MARTIN, HERNANDEZ, LOÏSA, puis PIONCEUX

 

Au lever du rideau, Hernandez et Loïsa sont en scène, et Martin sort avec précaution, sur la pointe des pieds, d’une chambre à droite, celle d’Agénor.

LOÏSA, à Martin, à voix basse.

Eh bien, comment va-t-il ?

MARTIN, à voix basse.

Chut ! il dort !

LOÏSA, à voix basse.

Pauvre garçon ! il a été bien malade toute la nuit. Ses yeux semblaient nous dire adieu pour toujours.

HERNANDEZ, très haut.

Bah ! il est coriace !

MARTIN, à voix basse.

Pas si haut ! Il a attrapé hier un chaud et froid à la source de l’Arveyron.

LOÏSA.

Il faisait tant de vent !

HERNANDEZ, avec mépris.

Ça, des hommes ! Un courant d’air les met sur le flanc.

Très haut.

Moi, je me déshabille et je me promène au milieu de la tempête !

MARTIN.

Mais pas si haut !

HERNANDEZ.

Ah ! c’est embêtant de causer comme ça !

Il va s’asseoir sur le divan.

MARTIN.

Nous voilà encore obligés de coucher à Chamonix.

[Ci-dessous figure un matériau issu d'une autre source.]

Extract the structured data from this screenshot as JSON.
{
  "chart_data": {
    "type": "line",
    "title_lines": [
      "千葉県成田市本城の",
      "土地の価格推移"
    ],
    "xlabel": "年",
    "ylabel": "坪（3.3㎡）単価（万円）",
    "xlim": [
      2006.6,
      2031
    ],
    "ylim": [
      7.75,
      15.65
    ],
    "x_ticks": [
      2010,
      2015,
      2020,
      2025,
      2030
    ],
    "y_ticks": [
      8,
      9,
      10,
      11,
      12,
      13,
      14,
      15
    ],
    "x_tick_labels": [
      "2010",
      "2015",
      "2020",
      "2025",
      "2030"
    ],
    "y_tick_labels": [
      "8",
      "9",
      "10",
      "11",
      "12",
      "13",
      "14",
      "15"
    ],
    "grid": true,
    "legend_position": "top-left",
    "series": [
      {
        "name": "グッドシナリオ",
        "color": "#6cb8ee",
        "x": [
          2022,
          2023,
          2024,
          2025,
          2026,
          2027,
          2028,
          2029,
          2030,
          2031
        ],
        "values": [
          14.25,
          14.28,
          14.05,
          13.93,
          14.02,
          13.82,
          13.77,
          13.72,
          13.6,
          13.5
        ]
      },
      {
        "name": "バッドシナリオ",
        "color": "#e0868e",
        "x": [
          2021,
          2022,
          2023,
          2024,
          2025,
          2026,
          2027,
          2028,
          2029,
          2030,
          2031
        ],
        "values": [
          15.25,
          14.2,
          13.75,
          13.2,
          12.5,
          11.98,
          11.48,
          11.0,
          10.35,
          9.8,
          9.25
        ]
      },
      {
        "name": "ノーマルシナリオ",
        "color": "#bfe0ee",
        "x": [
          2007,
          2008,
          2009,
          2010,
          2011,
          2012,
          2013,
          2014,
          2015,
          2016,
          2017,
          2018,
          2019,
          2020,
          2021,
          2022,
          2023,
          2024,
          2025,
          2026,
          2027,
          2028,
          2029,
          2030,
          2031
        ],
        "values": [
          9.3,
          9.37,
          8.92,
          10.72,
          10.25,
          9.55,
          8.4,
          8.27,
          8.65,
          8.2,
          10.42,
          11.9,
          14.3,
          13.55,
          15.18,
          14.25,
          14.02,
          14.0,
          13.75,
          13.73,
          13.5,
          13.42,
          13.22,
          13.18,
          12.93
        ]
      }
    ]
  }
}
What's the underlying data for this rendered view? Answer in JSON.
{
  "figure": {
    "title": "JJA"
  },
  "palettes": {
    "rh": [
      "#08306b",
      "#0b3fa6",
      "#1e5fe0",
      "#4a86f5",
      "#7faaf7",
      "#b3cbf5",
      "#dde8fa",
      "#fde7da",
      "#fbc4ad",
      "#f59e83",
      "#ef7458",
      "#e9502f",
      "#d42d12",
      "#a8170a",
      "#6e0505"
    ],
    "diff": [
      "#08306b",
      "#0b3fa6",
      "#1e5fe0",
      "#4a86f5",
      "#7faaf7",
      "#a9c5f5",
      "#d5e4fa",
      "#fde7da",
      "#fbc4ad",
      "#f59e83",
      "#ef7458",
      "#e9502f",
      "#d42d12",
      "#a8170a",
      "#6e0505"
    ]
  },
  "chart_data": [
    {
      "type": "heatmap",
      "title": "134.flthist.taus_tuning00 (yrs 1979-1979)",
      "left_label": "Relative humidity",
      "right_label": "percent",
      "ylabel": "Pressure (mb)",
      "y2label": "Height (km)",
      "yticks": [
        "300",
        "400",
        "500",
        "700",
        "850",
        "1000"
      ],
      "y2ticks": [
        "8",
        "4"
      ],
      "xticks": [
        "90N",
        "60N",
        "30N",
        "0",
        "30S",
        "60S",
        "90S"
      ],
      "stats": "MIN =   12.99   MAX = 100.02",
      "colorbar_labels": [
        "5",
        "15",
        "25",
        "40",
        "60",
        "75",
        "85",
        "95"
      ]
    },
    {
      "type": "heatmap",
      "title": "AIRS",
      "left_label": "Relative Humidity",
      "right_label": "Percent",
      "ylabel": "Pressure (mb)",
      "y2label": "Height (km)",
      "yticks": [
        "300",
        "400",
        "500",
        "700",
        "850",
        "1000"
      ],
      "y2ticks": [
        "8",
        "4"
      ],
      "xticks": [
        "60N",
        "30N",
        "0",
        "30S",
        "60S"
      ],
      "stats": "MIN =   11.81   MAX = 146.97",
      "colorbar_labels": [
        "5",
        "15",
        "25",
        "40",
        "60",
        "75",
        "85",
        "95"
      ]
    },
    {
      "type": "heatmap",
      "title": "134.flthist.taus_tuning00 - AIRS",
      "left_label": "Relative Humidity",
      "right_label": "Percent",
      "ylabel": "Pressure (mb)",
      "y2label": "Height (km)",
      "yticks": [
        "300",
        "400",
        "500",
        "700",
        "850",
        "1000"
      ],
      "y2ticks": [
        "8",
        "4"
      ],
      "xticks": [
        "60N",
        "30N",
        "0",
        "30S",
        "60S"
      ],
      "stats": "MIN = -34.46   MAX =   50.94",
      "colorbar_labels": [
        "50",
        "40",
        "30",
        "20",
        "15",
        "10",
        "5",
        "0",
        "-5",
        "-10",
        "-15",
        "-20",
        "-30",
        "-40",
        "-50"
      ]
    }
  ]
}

Échangeant un regard avec Hernandez.

Nous ne partirons donc jamais pour la Handeck !

LOÏSA.

Qu’est-ce qui nous presse ? Vous êtes insupportable avec votre Handeck ! Qu’est-ce que vous voulez y faire, voyons ?

MARTIN, vivement.

Rien ! Je parle comme touriste.

PIONCEUX, entrant du fond et très haut à la cantonade.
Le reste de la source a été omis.